How markers and actions work together

Markers are assistant parts that tell the client to do something beyond rendering text.

The key link is part_id:

  • the assistant sends a marker part with a part_id
  • your client renders the related UI
  • when the user completes the action, your client sends that same part_id to /actions

Marker behavior

Marker partWhat the client doesFollow-up
show_contact_formRender the fields from the markerSubmit action.type = "contact_form" to /actions
show_support_ticketRender the ticket form and attachment rules from the markerSubmit action.type = "support_ticket" to /actions
request_image_uploadPrompt the user to upload an image that matches the marker constraintsSend a later /messages request with an image part
request_human_agentShow a handoff option in your UIClient-defined flow
customHandle your own key and optional payloadClient-defined flow

Only show_contact_form and show_support_ticket are submitted to POST /api/v1/chat/actions.

Example: submit an action

{
  "part_id": "part_2",
  "action": {
    "type": "contact_form",
    "fields": {
      "name": "Jane Doe",
      "email": "jane@example.com",
      "message": "I need help with my order"
    }
  }
}

The same pattern applies to support_ticket, but with the support ticket payload shape defined in the API reference.

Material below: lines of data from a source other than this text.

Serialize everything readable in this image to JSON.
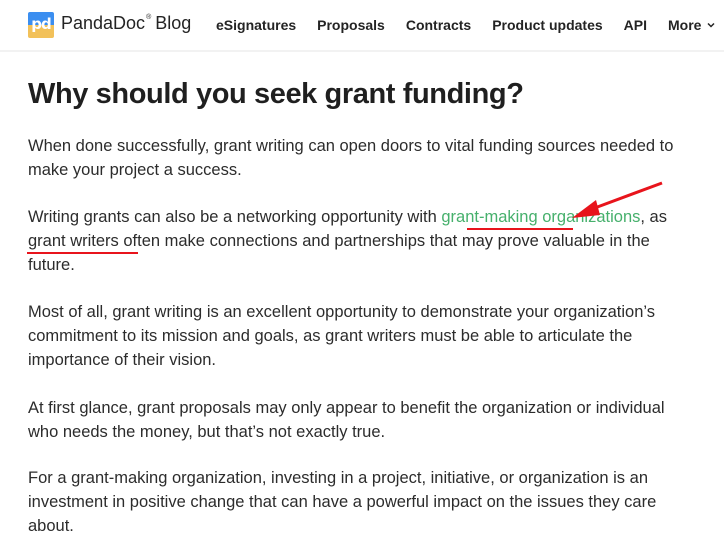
{
  "header": {
    "brand_name": "PandaDoc",
    "brand_mark": "®",
    "brand_suffix": "Blog",
    "logo_glyph": "pd",
    "nav": [
      {
        "label": "eSignatures"
      },
      {
        "label": "Proposals"
      },
      {
        "label": "Contracts"
      },
      {
        "label": "Product updates"
      },
      {
        "label": "API"
      },
      {
        "label": "More",
        "icon": "chevron-down-icon"
      }
    ]
  },
  "article": {
    "heading": "Why should you seek grant funding?",
    "paragraphs": {
      "p1": "When done successfully, grant writing can open doors to vital funding sources needed to make your project a success.",
      "p2_before": "Writing grants can also be a networking opportunity with ",
      "p2_link": "grant-making organizations",
      "p2_after": ", as grant writers often make connections and partnerships that may prove valuable in the future.",
      "p3": "Most of all, grant writing is an excellent opportunity to demonstrate your organization’s commitment to its mission and goals, as grant writers must be able to articulate the importance of their vision.",
      "p4": "At first glance, grant proposals may only appear to benefit the organization or individual who needs the money, but that’s not exactly true.",
      "p5": "For a grant-making organization, investing in a project, initiative, or organization is an investment in positive change that can have a powerful impact on the issues they care about."
    }
  },
  "colors": {
    "link": "#46b06c",
    "annotation": "#e8141c",
    "logo_blue": "#3b8ef0",
    "logo_yellow": "#f2c15a"
  }
}
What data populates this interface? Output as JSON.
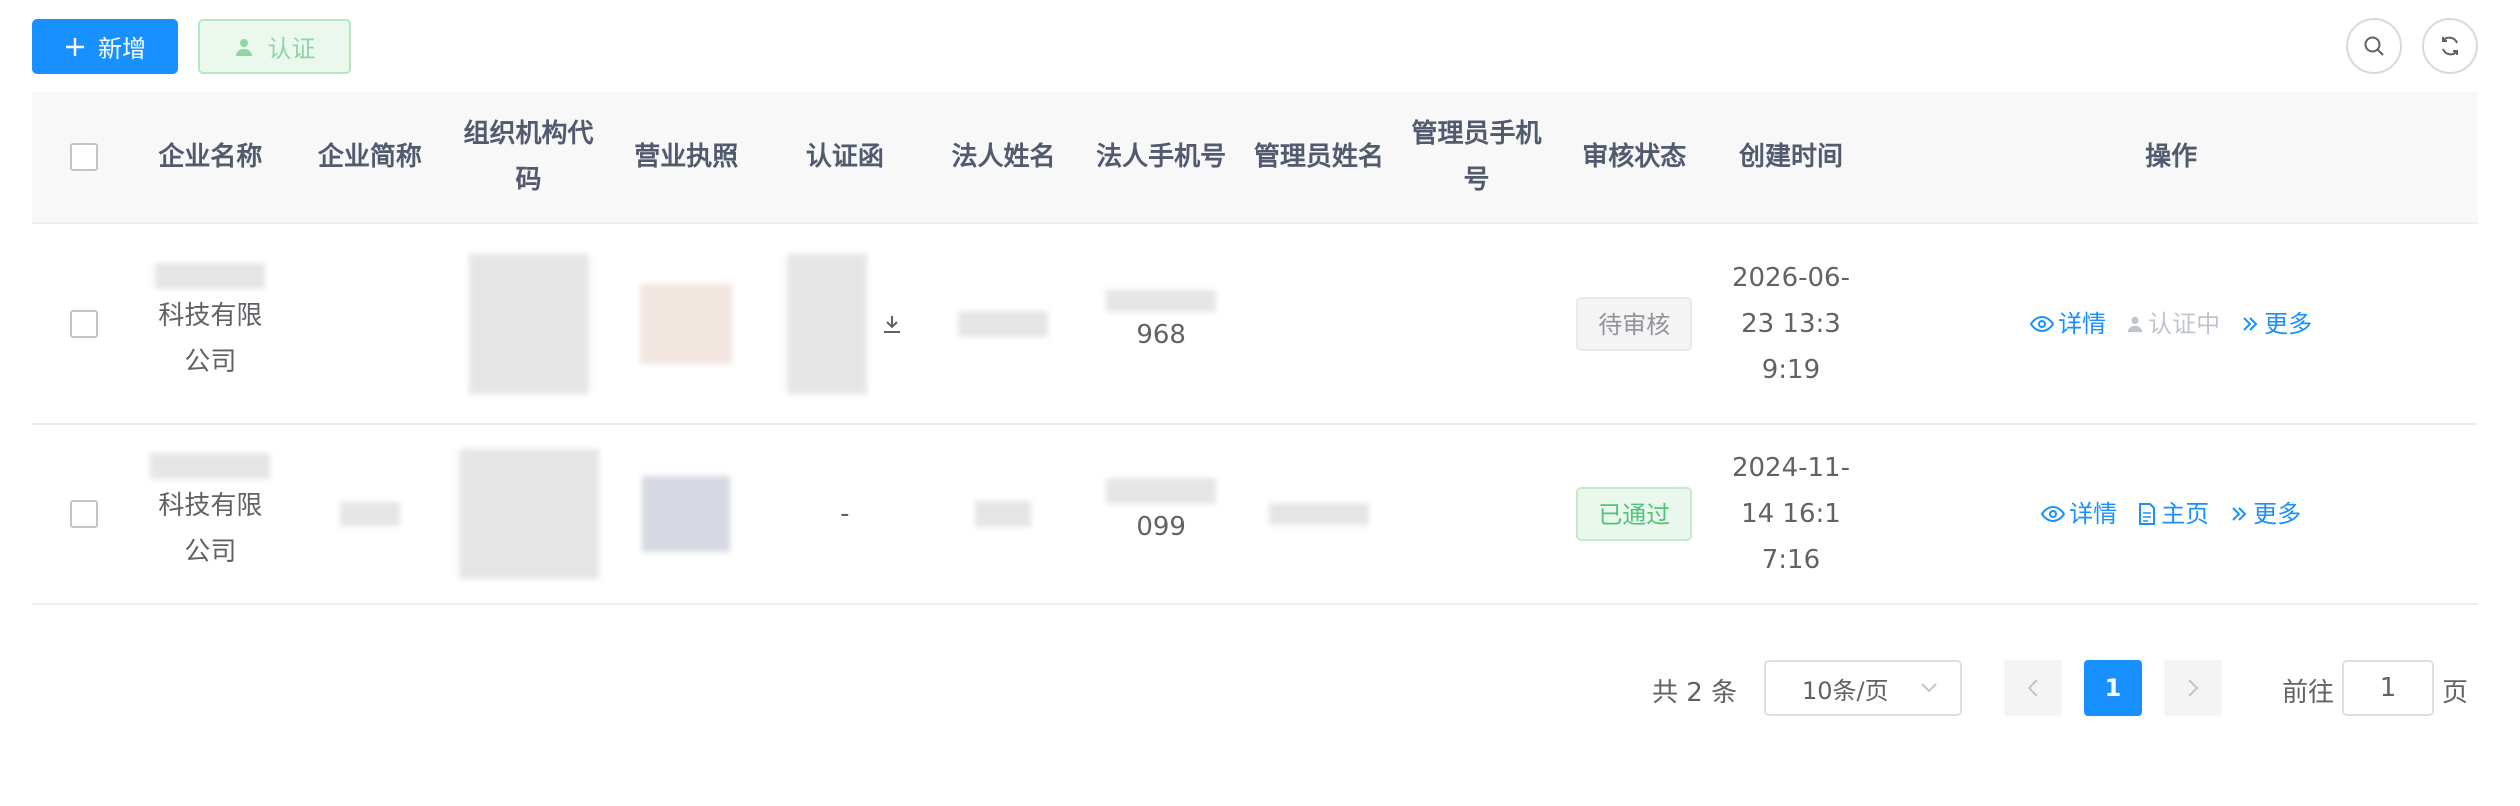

History, feedback, and deletion

Once a visitor is authenticated, you can also use:

  • GET /api/v1/chat/messages to load paginated message history
  • POST /api/v1/chat/rate to save a 1-5 conversation rating and optional feedback
  • DELETE /api/v1/chat to remove all data for the current visitor

These endpoints use the same Bearer token as config, messages, and actions.